Adult vegetable weevils, Listroderes costirostris obliquus, are grayish-brown snout beetles about 1/3 inch long and with a V-shaped light-colored marking near the apex of the elytra (wing covers). The larvae are cream to pale green in color, convex, and about 1/4 to 1/2 inch long when full grown.
Both adult weevils and larvae feed on numerous vegetable crops and weeds. Larvae have long been a minor pest of tobacco, feeding in the plant beds. In 1981, adult weevils were first observed causing damage to young tobacco transplants in the field.

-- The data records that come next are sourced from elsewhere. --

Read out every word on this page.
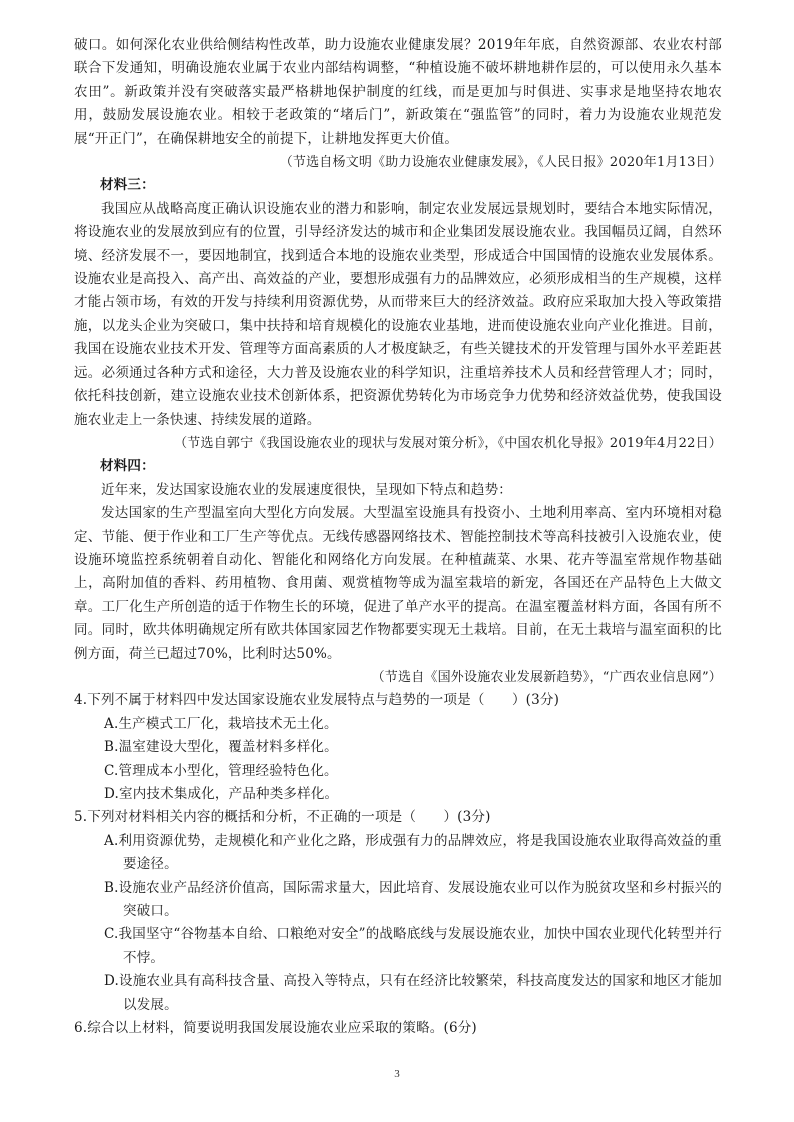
破口。如何深化农业供给侧结构性改革，助力设施农业健康发展？2019年年底，自然资源部、农业农村部联合下发通知，明确设施农业属于农业内部结构调整，“种植设施不破坏耕地耕作层的，可以使用永久基本农田”。新政策并没有突破落实最严格耕地保护制度的红线，而是更加与时俱进、实事求是地坚持农地农用，鼓励发展设施农业。相较于老政策的“堵后门”，新政策在“强监管”的同时，着力为设施农业规范发展“开正门”，在确保耕地安全的前提下，让耕地发挥更大价值。

（节选自杨文明《助力设施农业健康发展》，《人民日报》2020年1月13日）

材料三：

我国应从战略高度正确认识设施农业的潜力和影响，制定农业发展远景规划时，要结合本地实际情况，将设施农业的发展放到应有的位置，引导经济发达的城市和企业集团发展设施农业。我国幅员辽阔，自然环境、经济发展不一，要因地制宜，找到适合本地的设施农业类型，形成适合中国国情的设施农业发展体系。设施农业是高投入、高产出、高效益的产业，要想形成强有力的品牌效应，必须形成相当的生产规模，这样才能占领市场，有效的开发与持续利用资源优势，从而带来巨大的经济效益。政府应采取加大投入等政策措施，以龙头企业为突破口，集中扶持和培育规模化的设施农业基地，进而使设施农业向产业化推进。目前，我国在设施农业技术开发、管理等方面高素质的人才极度缺乏，有些关键技术的开发管理与国外水平差距甚远。必须通过各种方式和途径，大力普及设施农业的科学知识，注重培养技术人员和经营管理人才；同时，依托科技创新，建立设施农业技术创新体系，把资源优势转化为市场竞争力优势和经济效益优势，使我国设施农业走上一条快速、持续发展的道路。

（节选自郭宁《我国设施农业的现状与发展对策分析》，《中国农机化导报》2019年4月22日）

材料四：

近年来，发达国家设施农业的发展速度很快，呈现如下特点和趋势：

发达国家的生产型温室向大型化方向发展。大型温室设施具有投资小、土地利用率高、室内环境相对稳定、节能、便于作业和工厂生产等优点。无线传感器网络技术、智能控制技术等高科技被引入设施农业，使设施环境监控系统朝着自动化、智能化和网络化方向发展。在种植蔬菜、水果、花卉等温室常规作物基础上，高附加值的香料、药用植物、食用菌、观赏植物等成为温室栽培的新宠，各国还在产品特色上大做文章。工厂化生产所创造的适于作物生长的环境，促进了单产水平的提高。在温室覆盖材料方面，各国有所不同。同时，欧共体明确规定所有欧共体国家园艺作物都要实现无土栽培。目前，在无土栽培与温室面积的比例方面，荷兰已超过70%，比利时达50%。

（节选自《国外设施农业发展新趋势》，“广西农业信息网”）

4.下列不属于材料四中发达国家设施农业发展特点与趋势的一项是（　　）(3分)

A.生产模式工厂化，栽培技术无土化。

B.温室建设大型化，覆盖材料多样化。

C.管理成本小型化，管理经验特色化。

D.室内技术集成化，产品种类多样化。

5.下列对材料相关内容的概括和分析，不正确的一项是（　　）(3分)

A.利用资源优势，走规模化和产业化之路，形成强有力的品牌效应，将是我国设施农业取得高效益的重要途径。

B.设施农业产品经济价值高，国际需求量大，因此培育、发展设施农业可以作为脱贫攻坚和乡村振兴的突破口。

C.我国坚守“谷物基本自给、口粮绝对安全”的战略底线与发展设施农业，加快中国农业现代化转型并行不悖。

D.设施农业具有高科技含量、高投入等特点，只有在经济比较繁荣，科技高度发达的国家和地区才能加以发展。

6.综合以上材料，简要说明我国发展设施农业应采取的策略。(6分)

3
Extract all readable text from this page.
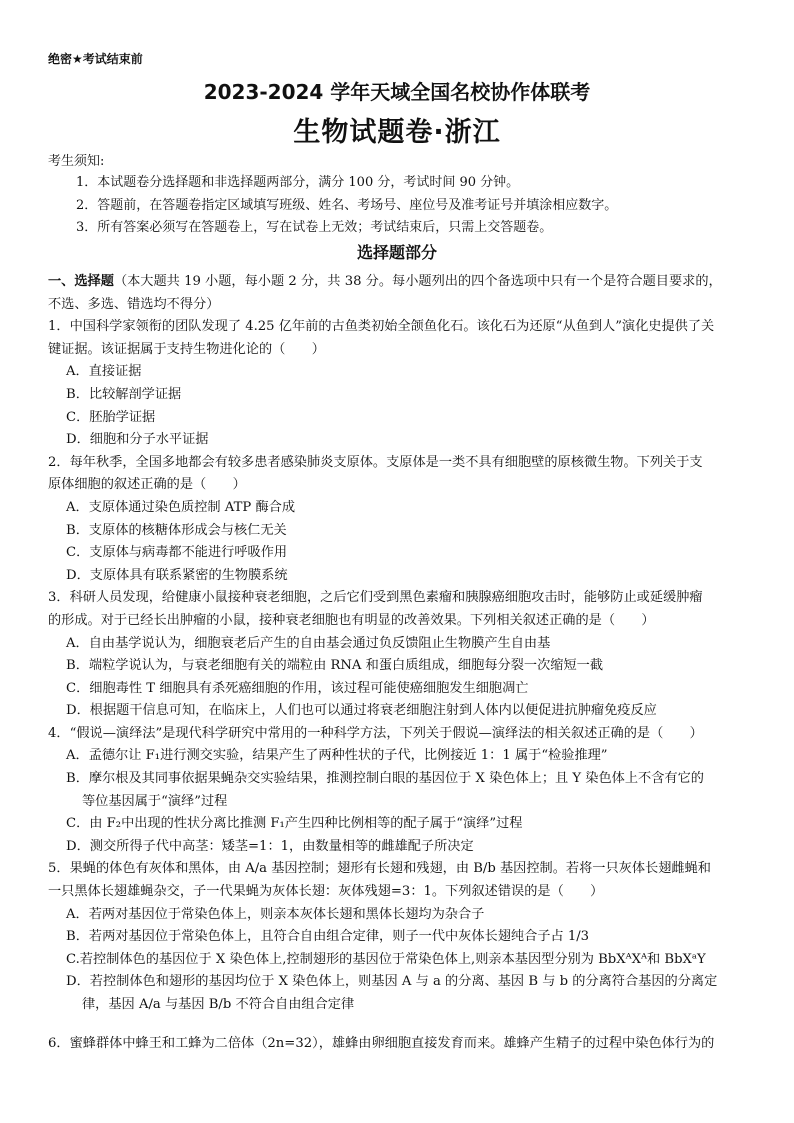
绝密★考试结束前
2023-2024 学年天域全国名校协作体联考
生物试题卷·浙江
考生须知:
1．本试题卷分选择题和非选择题两部分，满分 100 分，考试时间 90 分钟。
2．答题前，在答题卷指定区域填写班级、姓名、考场号、座位号及准考证号并填涂相应数字。
3．所有答案必须写在答题卷上，写在试卷上无效；考试结束后，只需上交答题卷。
选择题部分
一、选择题（本大题共 19 小题，每小题 2 分，共 38 分。每小题列出的四个备选项中只有一个是符合题目要求的，
不选、多选、错选均不得分）
1．中国科学家领衔的团队发现了 4.25 亿年前的古鱼类初始全颌鱼化石。该化石为还原“从鱼到人”演化史提供了关
键证据。该证据属于支持生物进化论的（　　）
A．直接证据
B．比较解剖学证据
C．胚胎学证据
D．细胞和分子水平证据
2．每年秋季，全国多地都会有较多患者感染肺炎支原体。支原体是一类不具有细胞壁的原核微生物。下列关于支
原体细胞的叙述正确的是（　　）
A．支原体通过染色质控制 ATP 酶合成
B．支原体的核糖体形成会与核仁无关
C．支原体与病毒都不能进行呼吸作用
D．支原体具有联系紧密的生物膜系统
3．科研人员发现，给健康小鼠接种衰老细胞，之后它们受到黑色素瘤和胰腺癌细胞攻击时，能够防止或延缓肿瘤
的形成。对于已经长出肿瘤的小鼠，接种衰老细胞也有明显的改善效果。下列相关叙述正确的是（　　）
A．自由基学说认为，细胞衰老后产生的自由基会通过负反馈阻止生物膜产生自由基
B．端粒学说认为，与衰老细胞有关的端粒由 RNA 和蛋白质组成，细胞每分裂一次缩短一截
C．细胞毒性 T 细胞具有杀死癌细胞的作用，该过程可能使癌细胞发生细胞凋亡
D．根据题干信息可知，在临床上，人们也可以通过将衰老细胞注射到人体内以便促进抗肿瘤免疫反应
4．“假说—演绎法”是现代科学研究中常用的一种科学方法，下列关于假说—演绎法的相关叙述正确的是（　　）
A．孟德尔让 F₁进行测交实验，结果产生了两种性状的子代，比例接近 1：1 属于“检验推理”
B．摩尔根及其同事依据果蝇杂交实验结果，推测控制白眼的基因位于 X 染色体上；且 Y 染色体上不含有它的
等位基因属于“演绎”过程
C．由 F₂中出现的性状分离比推测 F₁产生四种比例相等的配子属于“演绎”过程
D．测交所得子代中高茎：矮茎=1：1，由数量相等的雌雄配子所决定
5．果蝇的体色有灰体和黑体，由 A/a 基因控制；翅形有长翅和残翅，由 B/b 基因控制。若将一只灰体长翅雌蝇和
一只黑体长翅雄蝇杂交，子一代果蝇为灰体长翅：灰体残翅=3：1。下列叙述错误的是（　　）
A．若两对基因位于常染色体上，则亲本灰体长翅和黑体长翅均为杂合子
B．若两对基因位于常染色体上，且符合自由组合定律，则子一代中灰体长翅纯合子占 1/3
C.若控制体色的基因位于 X 染色体上,控制翅形的基因位于常染色体上,则亲本基因型分别为 BbXᴬXᴬ和 BbXᵃY
D．若控制体色和翅形的基因均位于 X 染色体上，则基因 A 与 a 的分离、基因 B 与 b 的分离符合基因的分离定
律，基因 A/a 与基因 B/b 不符合自由组合定律
6．蜜蜂群体中蜂王和工蜂为二倍体（2n=32），雄蜂由卵细胞直接发育而来。雄蜂产生精子的过程中染色体行为的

Damage may be in the form of stalk damage at or below the soil surface (much like a cutworm), or leaf feeding, or both. Where high populations exist, left untreated, these insects may cause nearly 100% crop destruction.
Only females are known for this species, they being parthenogenetic. Females commonly live for up to two years. Eggs are laid in the crowns of host plants, on leaf petioles, or in the soil near the base of plants from September to March. A female may lay from 300 to 1500 eggs. Larvae feed on foliage and roots, then pupate in earthen cells. There is but one generation a year.
Insecticides are available for control of vegetable weevils both in the plant beds and in the field. Since the list of labeled products is constantly changing, and since available products varies from state to state, there will be no mention of specific products. With all insecticides, read and follow label instructions carefully.